In practice, there are two distinct kinds of agents that run Cartesi Nodes: users and validators. Each of them interacts with the on-chain rollups in different ways, and thus run different types of Cartesi Nodes:
- User or Reader Nodes, which are only involved in advancing the state of the off-chain machine, and making that state publicly available. They consume information from the blockchain but do not bother to enforce state updates, trusting that validators will ensure the validity of all on-chain state updates.
- Validator Nodes, which have more responsibility: they not only watch the blockchain but also fight possible dishonest validators to ensure the prevalence of honest claims for state updates. On the other hand, if Reader Nodes are available, validators do not need to expose endpoints for retrieving application state. Therefore, they can run in more secure environments and remain inaccessible to external clients and users.
In order to avoid over interacting with the blockchain, validators don't checkpoint every new state update on the off-chain machine. They do it at the end of an epoch, which is a batch of inputs that follow the same cycle. In order to end an epoch, all validators need to reach a consensus about the state of the machine after processing all the batched inputs. At this point, the outputs generated in the form of vouchers and notices are considered to be final, meaning that their contents can no longer be disputed.
A voucher is a combination of a target address and a payload in bytes. It is used by the off-chain machine to respond and interact with layer-1 smart contracts. Upon execution, a voucher sends a message to the target address with the payload as a parameter. Vouchers can be used for anything, ranging from providing liquidity in a DeFi protocol to withdrawing funds from the Portals. Vouchers can only be executed when the epoch in which they are contained is finalized, at which point a validity proof will be available to ensure layer-1 smart contracts can trust its content.
A notice is an arbitrary payload in bytes that is submitted by the off-chain machine for informational purposes. Similarly to vouchers, when the epoch containing a notice is finalized a proof will be produced so that the validity of the notice's content can be verified on-chain by any interested party.
A report is an application log or a piece of diagnostic information. Like a notice, it is represented by an arbitrary payload in bytes.

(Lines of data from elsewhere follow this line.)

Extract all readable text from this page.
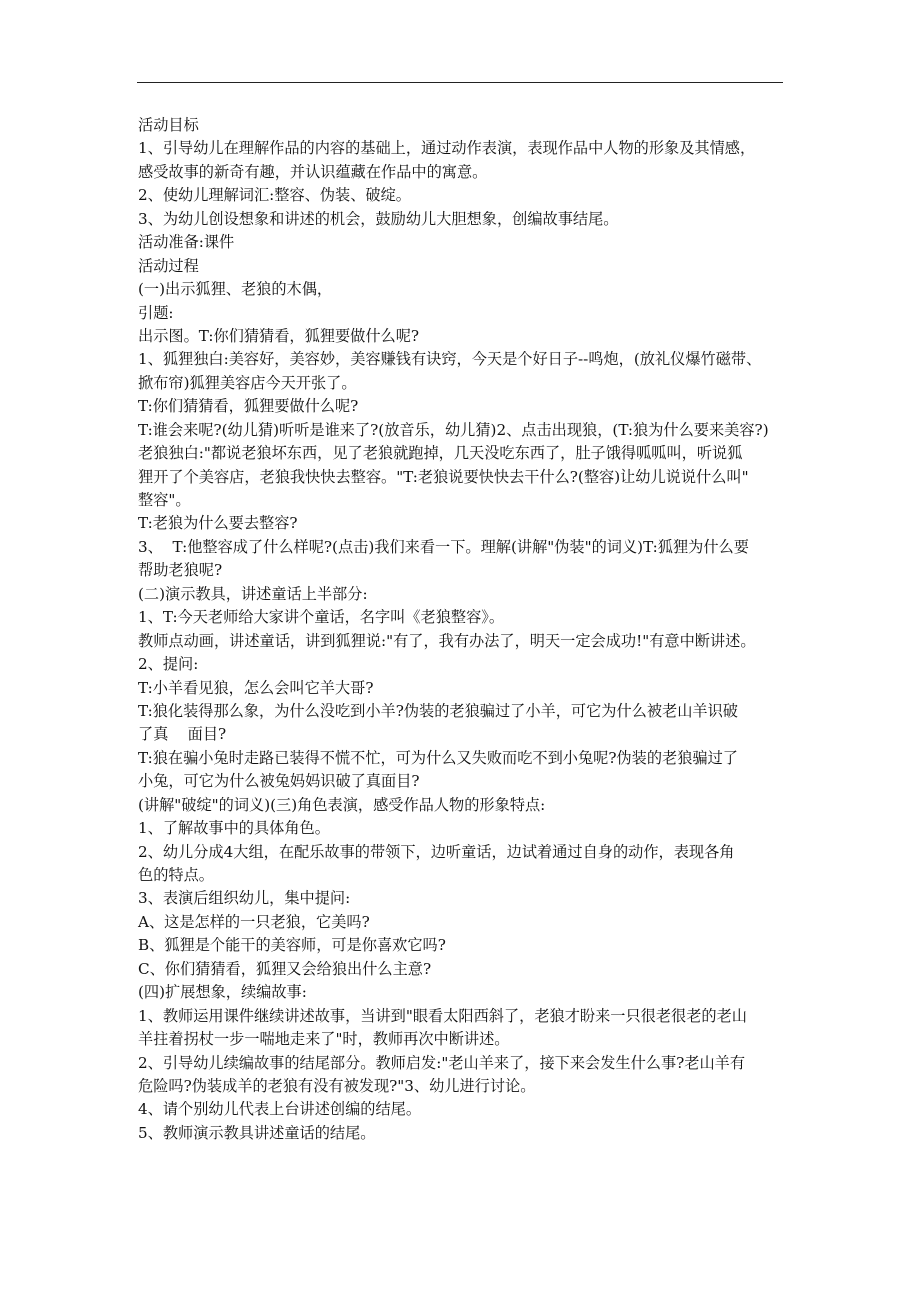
活动目标
1、引导幼儿在理解作品的内容的基础上，通过动作表演，表现作品中人物的形象及其情感，
感受故事的新奇有趣，并认识蕴藏在作品中的寓意。
2、使幼儿理解词汇:整容、伪装、破绽。
3、为幼儿创设想象和讲述的机会，鼓励幼儿大胆想象，创编故事结尾。
活动准备:课件
活动过程
(一)出示狐狸、老狼的木偶，
引题:
出示图。T:你们猜猜看，狐狸要做什么呢?
1、狐狸独白:美容好，美容妙，美容赚钱有诀窍，今天是个好日子--鸣炮，(放礼仪爆竹磁带、
掀布帘)狐狸美容店今天开张了。
T:你们猜猜看，狐狸要做什么呢?
T:谁会来呢?(幼儿猜)听听是谁来了?(放音乐，幼儿猜)2、点击出现狼，(T:狼为什么要来美容?)
老狼独白:"都说老狼坏东西，见了老狼就跑掉，几天没吃东西了，肚子饿得呱呱叫，听说狐
狸开了个美容店，老狼我快快去整容。"T:老狼说要快快去干什么?(整容)让幼儿说说什么叫"
整容"。
T:老狼为什么要去整容?
3、  T:他整容成了什么样呢?(点击)我们来看一下。理解(讲解"伪装"的词义)T:狐狸为什么要
帮助老狼呢?
(二)演示教具，讲述童话上半部分:
1、T:今天老师给大家讲个童话，名字叫《老狼整容》。
教师点动画，讲述童话，讲到狐狸说:"有了，我有办法了，明天一定会成功!"有意中断讲述。
2、提问:
T:小羊看见狼，怎么会叫它羊大哥?
T:狼化装得那么象，为什么没吃到小羊?伪装的老狼骗过了小羊，可它为什么被老山羊识破
了真    面目?
T:狼在骗小兔时走路已装得不慌不忙，可为什么又失败而吃不到小兔呢?伪装的老狼骗过了
小兔，可它为什么被兔妈妈识破了真面目?
(讲解"破绽"的词义)(三)角色表演，感受作品人物的形象特点:
1、了解故事中的具体角色。
2、幼儿分成4大组，在配乐故事的带领下，边听童话，边试着通过自身的动作，表现各角
色的特点。
3、表演后组织幼儿，集中提问:
A、这是怎样的一只老狼，它美吗?
B、狐狸是个能干的美容师，可是你喜欢它吗?
C、你们猜猜看，狐狸又会给狼出什么主意?
(四)扩展想象，续编故事:
1、教师运用课件继续讲述故事，当讲到"眼看太阳西斜了，老狼才盼来一只很老很老的老山
羊拄着拐杖一步一喘地走来了"时，教师再次中断讲述。
2、引导幼儿续编故事的结尾部分。教师启发:"老山羊来了，接下来会发生什么事?老山羊有
危险吗?伪装成羊的老狼有没有被发现?"3、幼儿进行讨论。
4、请个别幼儿代表上台讲述创编的结尾。
5、教师演示教具讲述童话的结尾。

However, a report is never associated with a proof and is thus not suitable for trustless interactions such as on-chain processing or convincing independent third parties of DApp outcomes. Reports are commonly used to indicate processing errors or to retrieve application information for display.
The Portals, as the name suggests, are used to teleport assets from the Ethereum blockchain to DApps running on Cartesi Rollups. Once deposited, those layer-1 assets gain a representation in layer-2 and are owned, there, by whomever the depositor assigned them to. After being teleported, layer-2 assets can be moved around in a significantly cheaper way, using simple inputs that are understood by the Linux logic.
When an asset is deposited, the Portal contract sends an input to the DApp’s inbox, describing the type of asset, amount, receivers, and some data the depositor might want the DApp to read. This allows deposits and instructions to be sent as a single layer-1 interaction. One could think of a Portal as a bank account, owned by the off-chain machine.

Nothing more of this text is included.